This is a minor misunderstanding but I thought I’d offer a slight correction to a meme that seems to be going around.
American AAdvantage began collecting fuel surcharges for flights on British Airways when it entered into a joint venture with BA.
Up until that point you could redeem American miles for travel on British Airways without paying fuel surcharges — but you could not redeem miles for travel between the US and London on BA. (The work around was Canada, the Caribbean, or Mexico.)
Fuel surcharges can add $600 and up to the cost of a frequent flyer ‘free’ award ticket.
British Airways and Iberia have the same corporate parent, and Iberia is a part of the joint venture across the Atlantic as well. American started collecting very modest fuel surcharges for travel on Iberia two years ago. Those charges are akin to what Iberia charges its own members — think $50 not $500.
There’s significant reason to think that American is collecting fuel surcharges on Finnair as well.
- Finnair is now a part of the joint venture across the Atlantic
- When US Airways began collecting fuel surcharges for award travel on British Airways, there were rumors that the airline would collect them for travel on all partners. American’s PR department made clear that they would only be collected for travel on British Airways, Iberia, and Finnair
That’s not one that American had ever collected fuel surcharges on.
I saw a post on another blog this morning mentioning BA, Iberia, and Finnair as the carriers that American AAdvantage imposes fuel surcharges when redeeming for. But the truth is, they don’t.
Here’s a quick search for a Finnair award itinerary, it’s business class one-way and coach the other, but the key is that taxes and fees are what you would expect without fuel surcharges.
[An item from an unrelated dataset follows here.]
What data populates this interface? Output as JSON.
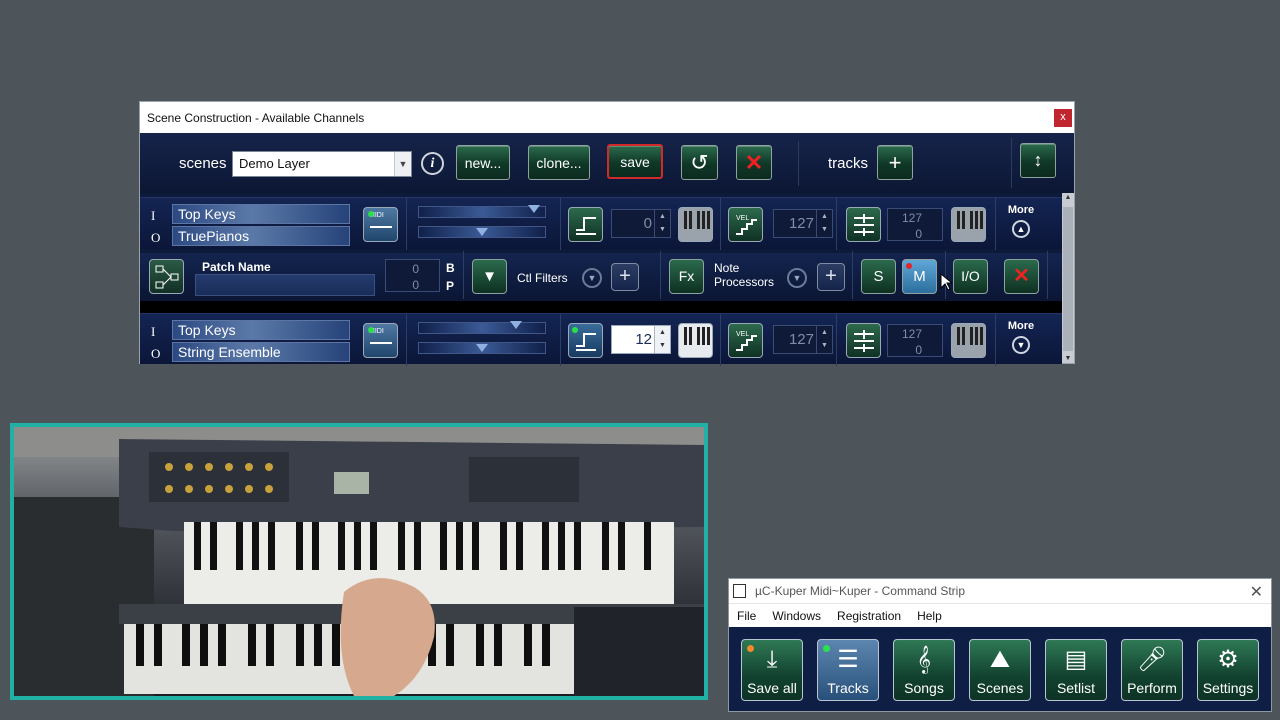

This could change in the future, but for now it’s only British Airways and Iberia on which AAdvantage is collecting fuel surcharges. And only BA where those charges are especially material.
And I do not expect fuel surcharges to spread wildly in the AAdvantage program, either. Delta doesn’t impose them on most partners for travel originating in North America. United doesn’t impose them at all. That makes AAdvantage awards already more expensive, in many ways (before any saver award chart changes), than competitor awards since their primary transatlantic partner incurs choke-worthy junk fees.
- You can join the 40,000+ people who see these deals and analysis every day — sign up to receive posts by email (just one e-mail per day) or subscribe to the RSS feed. It’s free. You can also follow me on Twitter for the latest deals. Don’t miss out!
That is not really the correct usage of the word meme.
Wow, I assumed that it didn’t really matter since I’ve never seen any Finnair business class transatlantic space!
I don’t particularly have a problem with them getting bad press about fuel surcharges. If you intend to redeem miles to certain destination these surcharges can make AA a very poor choice as a primary carrier to collect miles on.
@Gene, JFK I’ve never had issues finding space from JFK or Toronto. It’s a lot easier to find than AA biz….
I realize BA YQ is way worse than IB YQ but IB YQ triggers all sorts of taxes which are only charged on Paid Tickets meaning that an Award Ticket involving IB segments will suddenly be fare more expensive than the max 30 Euros per segment YQ charge.
AA’s agents are also very bad at breaking down pricing and have been known to hang up on customers who dispute the charges.
@ Tommy777 — I guess I shouldn’t have written Finnair off so quickly. It’s always good to know there is another option for crossing the Atlantic in a premium cabin without paying fuel surcharges, especially on a OneWorld carrier.
@Tommy777 I believe Finnair flies to three cities in North America JFK, Toronto and Miami. So potential use of AA miles from all three cities.